My uncle eventually saw a cardiologist in the States who convinced him to adhere to his medications. When we talked, he described the experience of going to a physician with mixed feelings. On the one hand, he acknowledged the doctor’s immense expertise in the area of physical illness, and on the other, he was left wanting in the realm of healing. He takes his medications because he knows that if he doesn’t he’ll have more heart problems. He made a settlement; he’d rather take the doctor’s medications than risk being stuck in a hospital bed with two very upset nephews.
In the eyes of physicians, this is the logical choice—to be well. Manouchehr now leads a symptom-free life with his five-pill cocktail. He continues his travel and his work as before while minimizing his chances of an early demise. But in Manouchehr’s eyes, a person is not well if they’re on medication. Medications are for sick people. Herbs and natural supplements are augments to a healthy life, taken by healthy people.
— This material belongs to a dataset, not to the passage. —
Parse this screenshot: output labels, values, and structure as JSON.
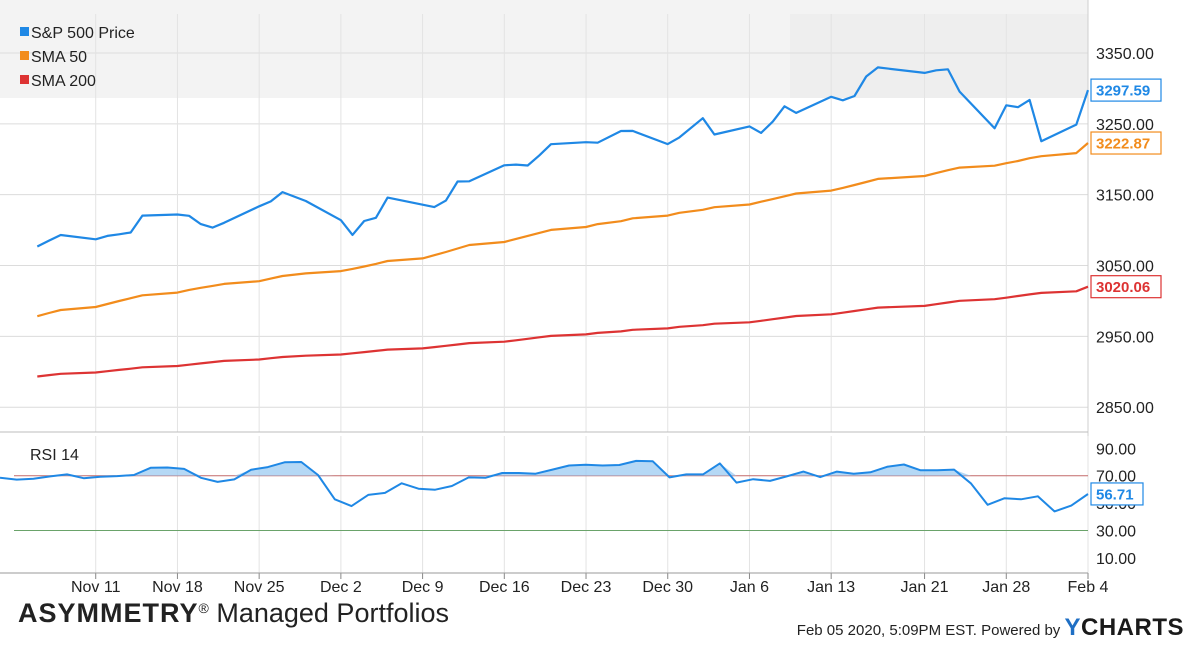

It’s clear that this concept of wellness is not unique to my uncle or his upbringing. As physicians, however, we often don’t have adequate time to engage with these beliefs. We can’t examine why someone would rather take a capsule of thyme oil than a capsule of Lisinopril. We can’t explain that aspirin was originally isolated from willow bark or that statins can be found in red yeast rice. Instead, we’re left bargaining, leveraging fear of disease against apprehensions borne of misunderstanding. It’s a quick fix to a big problem, which leaves me wondering—can we do better? With chronic-disease management becoming the bulk of medical care around the world, we are going to have to try.